Аудиенция была окончена. Я покинул Вильзичь с твердым убеждением в том, что Вотана мне поверила, и все идет именно так, как задумал Суббота. Хорошо, теперь самое время перекусить и отдохнуть с дороги. И подготовиться к приключению, которое, возможно, станет для меня последним.

2. Урчиль

В городок Вируга, куда лежал наш путь, вел древний тракт, построенный, по словам Ганеля, еще во времена императора Лоекадиса, покорителя Виссении. Он начинался у имперской крепости Вим в пятидесяти милях восточнее Левхада и вел прямо на северо-запад, в самую глухую часть провинции, граничащую с землями Калах-Денара. Рассчитывать на чью-то помощь в этих местах не приходилось, поэтому день мы потратили на подготовку — перековали лошадей, запаслись провиантом и чистой водой, вычистили и смазали оружие и доспехи. Я настрого запретил Домашу пить и велел отоспаться, как следует. Погода способствовала путешествию: начался месяц Посевов, или вторая половина марта по земному календарю, снег сошел, стало теплее, наконец-то наступила долгожданная весна. Закончив дела в Левхаде, мы выехали в Вим и оттуда направились к месту встречи с остальными членами отряда.

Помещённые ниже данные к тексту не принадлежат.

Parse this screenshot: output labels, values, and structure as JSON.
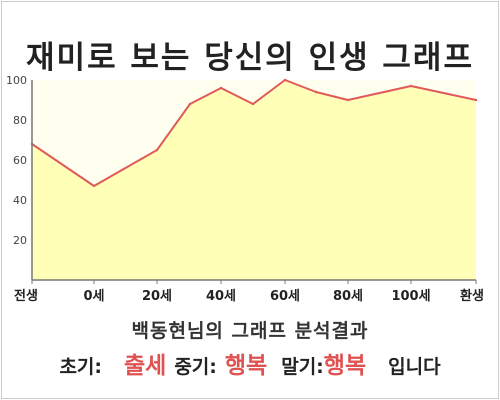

Вируга, небольшая виссенская деревня, находилась в плоской долине реки Бома, которая из-за таяния снега стала бурной и полноводной. Вход в долину с востока перекрывал древний вал с сохранившимся на нем деревянным частоколом в три ряда. Справа от вала, на плоском холме, виднелись остатки каменной крепости — часть развалившейся стены и ступенчатая башня. Мы проехали мимо, и дальше дорога повела нас мимо живописных сосняков, рощиц лиственных деревьев и освободившихся от снега полей, которые, казалось, ждали земледельцев. Еще до заката мы были в Вируге. Здесь не было и следа той ухоженности и достатка, который мы видели в Левхаде и кое-где в Кале: деревня была бедной, большинство домов казались настоящими развалюхами. Местные встретили наше появление без всякой радости, но нам до них не было никакого дела. Деревенская таверна, приземистая, осевшая в землю почти до нижнего края окон, с крытой дерном крышей и облезлой вывеской над входом, находилась, как водится, в центре деревни, и мы уже на подъезде увидели у коновязи чалого коня Субботы, кобылу Элики и пегого мерина, на котором ездил Ганель. Наши друзья уже были на месте, и это радовало.

Элика выглядела вполне здоровой: она встретила меня восторженным писком и влепила мне поцелуй в щеку — к неодобрению Джарема, который счел такое приветствие недостаточно почтительным. Я сухо поздоровался с Субботой и церемонно — с Ганелем. Наши друзья как раз собирались ужинать, и дампир, подозвав трактирщика, велел удвоить заказ.

Я был голоден и с удовольствием умял печеного цыпленка, запив его местным пивом — несколько жидковатым, на мой вкус. За едой мы о делах не говорили. Когда ужин закончился, трактирщик подал пунш и узорчатое печенье, и Суббота спросил меня, как прошла встреча в Левхаде.

— Мы не одни, — шепнул я, показав глазами на трактирщика.

— Гораш мой человек, — объяснил дампир. — Можешь говорить свободно. Итак, наши предположения оправдались?

— Полностью. Королева Вотана поручила мне найти то, что лежит в Заповеди.

— Отлично. Значит, наши враги не догадываются о том, что мы задумали на самом деле. И это большой успех. — Суббота попробовал пунш, одобрительно кивнул. — Пришло время вам узнать, что происходит.

— Давно пора, — с некоторым раздражением сказала Элика.

— Мы действительно ищем Донн-Улайн, меч Зералина. Пророчество Эская говорило о мече, но не объясняло, где его искать. Теперь мы знаем это. Нам остается найти меч и отдать его де Фанзаку, а он передаст его императору.

— Тогда какого черта я пообещал Вотане добыть меч? — не выдержал я.